On June 17, 2026, the International Organization for Standardization (ISO) launched a 12-week public consultation for the ISO Net Zero Aligned Organizations Standard, known as ISO 14060. According to ISO, this represents "the world’s first international independently verifiable standard designed to support organizations in developing credible and comprehensive net zero transition plans."
The consultation includes ISO's members in more than 170 countries, with national consensus positions due by early September. The British Standards Institution and ICONTEC, Colombia's National Standards Body, co-led the international working group developing the standard.
ISO 14060 requires organizations — including businesses, governments, nonprofits, universities, and financial institutions — to publish a detailed transition plan within two years of setting a net zero target. The plan must include data justifying emissions reduction strategies, timelines for planned actions, processes for integrating climate strategy into business operations, and details on carbon credit use. The standards include separate guidance for small and medium-sized companies, allowing them to report progress every three years rather than annually.

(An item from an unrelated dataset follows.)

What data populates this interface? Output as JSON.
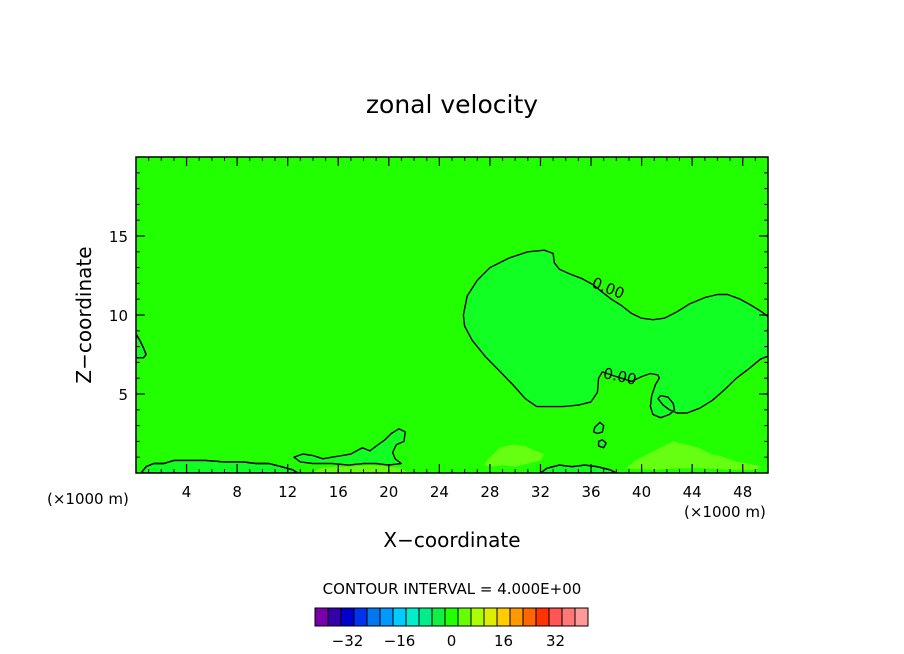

ISO says it aims to address fragmentation in net zero transition planning. Companies currently navigate multiple national disclosure rules, voluntary frameworks, sector guidance, and investor expectations. An internationally recognized standard could align these demands and help investors compare corporate climate plans across markets and sectors.
More than 130 countries have committed to net zero emissions through climate legislation, national policy frameworks, or public pledges, yet many organizations lack clear frameworks and face difficulties translating those targets into actionable implementation strategies. ISO Head of Sustainability and Partnerships Noelia Garcia Nebra said, "ISO 14060 has been developed to provide a globally agreed framework that helps organizations build credible transition plans while supporting resilience, innovation and long-term growth.”
ISO 14060 builds on the ISO Net Zero Guidelines launched in 2022. The standard was developed through nearly two years of negotiations involving experts from business, government, academia, civil society, and national standards bodies.
ISO is also developing ISO 32212, a separate transition planning standard for financial institutions, and partnering with Greenhouse Gas Protocol to combine emissions accounting guidance into co-branded standards. The draft standard references the Science Based Targets initiative's (SBTi) Corporate Net Zero Standard version 2.0, released June 11.